Postcard image of the town of Sinop, Turkey at the end of the Ottoman Empire
Ancient artists used materials from the environment, such as clay, charcoal, and blood. The Lascaux painters used various forms of iron oxide derived from clay. These clays were mixed with water to make red, brown and yellow hues. Somewhere along the historical line, oils were discovered for use in painting. The Egyptians knew how to extract oil from plant substances, and it is not hard to imagine someone observing oil drying on utensils after cooking a meal. However, the first solid evidence of art resembling what we know as oil painting actually comes from Afghanistan. Dating from as early as 650 C.E., artists in Afghanistan used various oils in combination with pigments to create images of Buddhas sitting in meditation. Research is ongoing regarding the exact materials used with with these paintings, but so far it is posited that natural resin, plant gum, drying oil and animal protein were part of the ingredients. Other substances such as iron oxide clay, charcoal, and mineral colors were readily available on the Silk Road, and were likely used in the paintings.
Rock formations in Bryce Canyon, Utah composed largely of iron oxide, courtesy of Boyd Norton
So, what is so special about iron oxide? It turns out that iron oxides have some very interesting and unique qualities. First of all, they work quite well with oils in painting because they facilitate drying. They help the oils dry faster and more thoroughly. In contrast, the widely used pigment titanium white has no drying action at all. Iron oxides are also durable. They are used in paints for anti-corrosion coatings, such as you see on large red metal construction beams. Because some oils such as poppy seed and safflower have less tendency to yellow, artists and paint manufacturers may use them for whites and blues. Since safflower and poppy seed oil dry slower, sometimes metal driers have been added to them to speed up the oxidation process. However, cobalt and lead driers are to be used with caution in art materials because of concerns about toxicity. The iron oxides, in contrast, are still considered safe.

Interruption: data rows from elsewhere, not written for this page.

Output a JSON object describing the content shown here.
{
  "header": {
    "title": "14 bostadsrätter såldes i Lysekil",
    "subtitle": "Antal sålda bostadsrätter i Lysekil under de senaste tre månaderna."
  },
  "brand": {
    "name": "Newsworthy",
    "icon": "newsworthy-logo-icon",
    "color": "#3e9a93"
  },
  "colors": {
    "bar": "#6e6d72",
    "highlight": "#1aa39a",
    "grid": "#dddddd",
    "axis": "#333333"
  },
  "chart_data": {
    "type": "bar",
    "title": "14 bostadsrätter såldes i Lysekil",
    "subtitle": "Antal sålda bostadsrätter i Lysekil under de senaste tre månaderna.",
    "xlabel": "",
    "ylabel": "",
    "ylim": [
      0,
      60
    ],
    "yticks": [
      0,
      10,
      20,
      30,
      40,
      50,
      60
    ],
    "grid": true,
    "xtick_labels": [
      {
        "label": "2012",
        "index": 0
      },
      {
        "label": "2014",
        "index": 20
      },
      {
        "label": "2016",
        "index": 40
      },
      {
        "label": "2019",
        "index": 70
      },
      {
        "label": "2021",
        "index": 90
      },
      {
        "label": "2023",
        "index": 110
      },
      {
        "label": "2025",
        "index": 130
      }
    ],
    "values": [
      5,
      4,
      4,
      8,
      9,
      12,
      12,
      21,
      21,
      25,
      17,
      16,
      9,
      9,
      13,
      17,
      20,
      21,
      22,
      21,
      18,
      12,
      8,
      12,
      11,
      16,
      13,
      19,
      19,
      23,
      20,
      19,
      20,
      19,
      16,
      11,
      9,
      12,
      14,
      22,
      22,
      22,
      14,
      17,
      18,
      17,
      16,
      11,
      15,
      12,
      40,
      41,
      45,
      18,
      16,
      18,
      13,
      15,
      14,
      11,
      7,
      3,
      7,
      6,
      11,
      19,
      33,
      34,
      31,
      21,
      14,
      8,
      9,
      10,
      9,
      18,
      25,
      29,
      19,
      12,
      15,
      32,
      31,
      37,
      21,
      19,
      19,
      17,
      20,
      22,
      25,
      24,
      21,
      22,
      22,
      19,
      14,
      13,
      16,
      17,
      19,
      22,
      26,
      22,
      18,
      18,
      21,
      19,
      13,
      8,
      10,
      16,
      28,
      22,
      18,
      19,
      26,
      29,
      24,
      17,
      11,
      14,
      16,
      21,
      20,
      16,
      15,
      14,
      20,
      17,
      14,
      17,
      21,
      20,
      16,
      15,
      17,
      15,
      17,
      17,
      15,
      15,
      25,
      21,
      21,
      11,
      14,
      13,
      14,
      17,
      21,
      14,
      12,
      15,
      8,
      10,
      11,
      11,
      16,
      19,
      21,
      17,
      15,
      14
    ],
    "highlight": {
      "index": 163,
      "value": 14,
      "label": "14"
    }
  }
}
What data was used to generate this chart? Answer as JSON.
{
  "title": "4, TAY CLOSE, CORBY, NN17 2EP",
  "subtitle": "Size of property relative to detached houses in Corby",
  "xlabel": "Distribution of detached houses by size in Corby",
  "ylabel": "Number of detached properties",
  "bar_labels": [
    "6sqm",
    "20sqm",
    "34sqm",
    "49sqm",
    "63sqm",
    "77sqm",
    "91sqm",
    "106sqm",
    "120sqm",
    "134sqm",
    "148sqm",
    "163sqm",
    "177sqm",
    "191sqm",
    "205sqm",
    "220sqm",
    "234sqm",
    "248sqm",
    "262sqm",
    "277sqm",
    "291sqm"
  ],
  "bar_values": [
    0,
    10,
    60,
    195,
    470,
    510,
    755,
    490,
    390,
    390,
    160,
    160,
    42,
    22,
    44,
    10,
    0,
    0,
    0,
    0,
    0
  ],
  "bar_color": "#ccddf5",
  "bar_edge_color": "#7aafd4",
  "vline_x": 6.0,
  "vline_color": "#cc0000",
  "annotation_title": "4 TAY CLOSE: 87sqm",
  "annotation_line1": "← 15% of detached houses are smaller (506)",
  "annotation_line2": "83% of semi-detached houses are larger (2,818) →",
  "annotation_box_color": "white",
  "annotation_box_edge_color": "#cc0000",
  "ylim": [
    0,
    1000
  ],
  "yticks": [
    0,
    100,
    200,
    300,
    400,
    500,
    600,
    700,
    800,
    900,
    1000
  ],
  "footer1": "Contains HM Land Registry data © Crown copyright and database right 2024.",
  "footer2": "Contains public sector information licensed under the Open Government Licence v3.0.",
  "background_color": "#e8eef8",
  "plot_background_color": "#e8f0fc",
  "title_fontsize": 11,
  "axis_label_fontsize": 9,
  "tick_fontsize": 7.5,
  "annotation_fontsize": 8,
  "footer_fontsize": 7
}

Drawing from the Sinopia Museum in Pisa, Italy
There is a Sinopia Museum in Pisa, Italy, that specializes in old iron oxide drawings made in the fourteenth century. The images were created by multiple artists as guides for frescoes. In an effort to save the frescoes during World War II they were pulled off the wall, and the sinopia drawings were discovered underneath. Like the Lascaux drawings, these have held up over centuries. Iron oxide pigments are a perfect match for painting. Many of the old masters such as Rubens, Rembrandt, and Franz Halls never used more than five to seven colors, mostly iron oxides. It is great that we have hundreds of new pigments and other resources to use. But it is equally important that we not forget the history of painting, and the discovery that some materials, such as iron oxides, work extremely well!